What makes a state "landlord friendly"?
Aloha BP!
I've read this statement a few times but am unsure what it means. So what does a "landlord friendly" state mean? Are there tax advantages or less expenses to pay in those states than others? Would anyone have an example of such a state? Thank you all in advance. ALOHA!
Most Popular Reply

An easier question is what makes a state unfriendly to landlords
-Difficult eviction process. Imagine it taking 6+ months to evict a tenant that did not pay their rent
-Tenant rights that go so far beyond what is necessary that they put a landlord at extreme financial risk
-Rent control. I am against anything that does not allow the market to determine how much rent will be charged. Every year taxes increase, insurance increases, utilities increase.

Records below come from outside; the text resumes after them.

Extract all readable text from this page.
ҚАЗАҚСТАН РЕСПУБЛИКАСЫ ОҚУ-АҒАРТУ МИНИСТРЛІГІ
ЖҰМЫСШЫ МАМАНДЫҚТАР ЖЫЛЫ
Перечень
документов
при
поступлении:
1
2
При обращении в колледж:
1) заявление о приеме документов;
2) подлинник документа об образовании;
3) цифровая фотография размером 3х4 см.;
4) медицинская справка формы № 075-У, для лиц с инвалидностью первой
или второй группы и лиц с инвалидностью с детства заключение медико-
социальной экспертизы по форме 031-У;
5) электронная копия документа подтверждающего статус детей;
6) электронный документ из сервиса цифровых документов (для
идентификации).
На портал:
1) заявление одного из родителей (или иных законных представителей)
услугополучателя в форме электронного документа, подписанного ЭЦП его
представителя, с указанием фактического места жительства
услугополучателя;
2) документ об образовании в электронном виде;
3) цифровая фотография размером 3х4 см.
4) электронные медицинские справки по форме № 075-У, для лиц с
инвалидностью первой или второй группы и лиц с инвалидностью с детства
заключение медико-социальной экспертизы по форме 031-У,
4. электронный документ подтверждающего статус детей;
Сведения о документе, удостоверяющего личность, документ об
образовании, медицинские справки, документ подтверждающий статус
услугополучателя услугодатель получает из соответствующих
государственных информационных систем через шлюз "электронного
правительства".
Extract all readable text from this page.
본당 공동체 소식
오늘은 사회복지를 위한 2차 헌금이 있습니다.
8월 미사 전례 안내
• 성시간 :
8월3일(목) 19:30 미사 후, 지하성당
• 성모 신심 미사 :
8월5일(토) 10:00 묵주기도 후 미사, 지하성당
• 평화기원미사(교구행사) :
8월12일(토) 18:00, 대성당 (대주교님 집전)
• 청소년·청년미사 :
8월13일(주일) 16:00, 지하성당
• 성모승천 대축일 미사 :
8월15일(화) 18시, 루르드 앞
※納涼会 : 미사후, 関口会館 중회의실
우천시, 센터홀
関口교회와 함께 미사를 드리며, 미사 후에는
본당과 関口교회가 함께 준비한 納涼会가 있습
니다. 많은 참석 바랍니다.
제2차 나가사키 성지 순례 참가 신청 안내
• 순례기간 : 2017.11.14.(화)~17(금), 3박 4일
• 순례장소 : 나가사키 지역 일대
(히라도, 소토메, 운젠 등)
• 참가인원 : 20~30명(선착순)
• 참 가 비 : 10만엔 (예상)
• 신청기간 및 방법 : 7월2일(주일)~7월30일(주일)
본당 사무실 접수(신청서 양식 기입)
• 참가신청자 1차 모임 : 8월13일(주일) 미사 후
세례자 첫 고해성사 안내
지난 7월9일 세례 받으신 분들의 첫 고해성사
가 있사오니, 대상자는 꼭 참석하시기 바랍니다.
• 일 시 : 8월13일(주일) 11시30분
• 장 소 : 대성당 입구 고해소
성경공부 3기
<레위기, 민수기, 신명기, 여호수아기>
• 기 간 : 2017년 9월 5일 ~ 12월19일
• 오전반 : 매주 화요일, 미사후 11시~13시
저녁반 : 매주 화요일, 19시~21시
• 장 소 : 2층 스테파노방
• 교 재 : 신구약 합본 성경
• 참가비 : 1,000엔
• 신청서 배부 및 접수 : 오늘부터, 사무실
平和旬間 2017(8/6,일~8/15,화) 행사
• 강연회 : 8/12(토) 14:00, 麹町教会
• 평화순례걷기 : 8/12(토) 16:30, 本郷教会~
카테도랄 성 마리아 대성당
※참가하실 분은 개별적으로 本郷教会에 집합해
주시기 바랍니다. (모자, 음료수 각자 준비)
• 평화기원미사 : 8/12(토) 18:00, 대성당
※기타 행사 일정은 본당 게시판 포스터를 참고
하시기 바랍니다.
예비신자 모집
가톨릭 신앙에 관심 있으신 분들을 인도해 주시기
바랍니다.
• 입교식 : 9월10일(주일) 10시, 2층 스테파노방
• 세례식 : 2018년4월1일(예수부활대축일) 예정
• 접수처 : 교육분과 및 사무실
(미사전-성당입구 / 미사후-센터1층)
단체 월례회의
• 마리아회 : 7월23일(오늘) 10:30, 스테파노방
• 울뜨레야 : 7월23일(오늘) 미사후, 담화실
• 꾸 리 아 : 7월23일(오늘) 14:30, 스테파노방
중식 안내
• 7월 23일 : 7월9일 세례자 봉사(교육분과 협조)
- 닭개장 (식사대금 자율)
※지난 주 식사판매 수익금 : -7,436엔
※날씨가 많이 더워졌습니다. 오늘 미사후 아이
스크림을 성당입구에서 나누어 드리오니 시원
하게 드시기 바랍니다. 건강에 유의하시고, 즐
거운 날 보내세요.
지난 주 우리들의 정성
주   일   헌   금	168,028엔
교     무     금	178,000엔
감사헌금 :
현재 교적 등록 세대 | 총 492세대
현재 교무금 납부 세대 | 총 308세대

Yet landlords are forbidden from raising costs to cover these increases
- Special registrations, taxes, certifications, and licenses required that are nothing more than a money collection scheme by the local/state government
-The city/county/municipality charging the landlord for things that the tenants do, for example the city putting a lien on a property you own because the tenant did not pay the water bill
-Local requirements that force a landlord to take tenants that they do not want in their property.
I can go on and on with this stuff. These cities are mostly in the more liberal parts of the country with higher real estate prices. My belief has always been that part of the cause for such extreme rent costs in these areas is because landlords have to deal with so much BS in order to still make a profit. They are forced to charge more.